The goal of this session is to create some WYSIWYG configurations as Features that meet the needs of the Stanford community.
Jen's work is awesome. Super generous of her to work on articulating all this for us! http://wysiwyg.jenlampton.com/
Like John, I also think a wysiwyg feature is an exciting prospect.
I believe the ideal set-up should have 2 WYSWYG editor profiles, a basic one (for most contributors) and an advanced one (for site editors). For example, I often find there is a need to post tables on the site, but don't want to open up this option to everyone, all the time…
I also think there are options to consider. For example, you might want to have your WYSIWG editor display similar stylistic rendering as will be rendered on save (you are supposed to see what you get, no?). There some tricks to get this working properly. Simply using your theme's main css style might not suffice if you are relying on a reset.css, and the WYSIWYG can be rendered dysfunctional if you have a background on your body class. I've been manually creating a wysiwyg.css in my themes, but maybe there is a better way.

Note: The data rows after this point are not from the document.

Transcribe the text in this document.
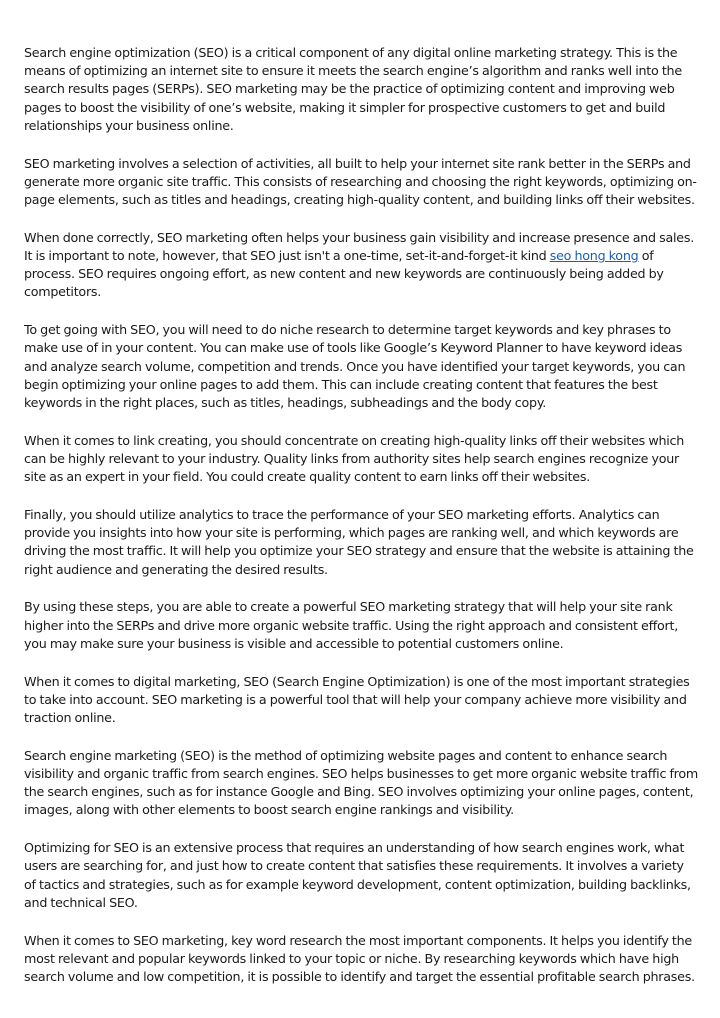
Search engine optimization (SEO) is a critical component of any digital online marketing strategy. This is the means of optimizing an internet site to ensure it meets the search engine’s algorithm and ranks well into the search results pages (SERPs). SEO marketing may be the practice of optimizing content and improving web pages to boost the visibility of one’s website, making it simpler for prospective customers to get and build relationships your business online.

SEO marketing involves a selection of activities, all built to help your internet site rank better in the SERPs and generate more organic site traffic. This consists of researching and choosing the right keywords, optimizing on-page elements, such as titles and headings, creating high-quality content, and building links off their websites.

When done correctly, SEO marketing often helps your business gain visibility and increase presence and sales. It is important to note, however, that SEO just isn't a one-time, set-it-and-forget-it kind seo hong kong of process. SEO requires ongoing effort, as new content and new keywords are continuously being added by competitors.

To get going with SEO, you will need to do niche research to determine target keywords and key phrases to make use of in your content. You can make use of tools like Google’s Keyword Planner to have keyword ideas and analyze search volume, competition and trends. Once you have identified your target keywords, you can begin optimizing your online pages to add them. This can include creating content that features the best keywords in the right places, such as titles, headings, subheadings and the body copy.

When it comes to link creating, you should concentrate on creating high-quality links off their websites which can be highly relevant to your industry. Quality links from authority sites help search engines recognize your site as an expert in your field. You could create quality content to earn links off their websites.

Finally, you should utilize analytics to trace the performance of your SEO marketing efforts. Analytics can provide you insights into how your site is performing, which pages are ranking well, and which keywords are driving the most traffic. It will help you optimize your SEO strategy and ensure that the website is attaining the right audience and generating the desired results.

By using these steps, you are able to create a powerful SEO marketing strategy that will help your site rank higher into the SERPs and drive more organic website traffic. Using the right approach and consistent effort, you may make sure your business is visible and accessible to potential customers online.

When it comes to digital marketing, SEO (Search Engine Optimization) is one of the most important strategies to take into account. SEO marketing is a powerful tool that will help your company achieve more visibility and traction online.

Search engine marketing (SEO) is the method of optimizing website pages and content to enhance search visibility and organic traffic from search engines. SEO helps businesses to get more organic website traffic from the search engines, such as for instance Google and Bing. SEO involves optimizing your online pages, content, images, along with other elements to boost search engine rankings and visibility.

Optimizing for SEO is an extensive process that requires an understanding of how search engines work, what users are searching for, and just how to create content that satisfies these requirements. It involves a variety of tactics and strategies, such as for example keyword development, content optimization, building backlinks, and technical SEO.

When it comes to SEO marketing, key word research the most important components. It helps you identify the most relevant and popular keywords linked to your topic or niche. By researching keywords which have high search volume and low competition, it is possible to identify and target the essential profitable search phrases.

Also, I feel that the transliteration module is an essential component if you use insert – really if you use any file/imagefields on your site. Images with illegal characters will often preview fine on the node/edit form, but display as broken links on save.
Insert + filefield_sources can also be used to recycle images already in your file system, allowing site editors to re-use existing assets, like departmental logos, or faculty headshots. IMCE or other options can be configured so. Jen demonstrated this feature of IMCE at the camp, much to the awe of many in the room. I think a lot of people are interested in this option!
filefield_paths and imagefield_tokens are very useful if you are doing the above, so that uploaded images can be located in an intelligently organized structure according to a role-conscientious set of permissions.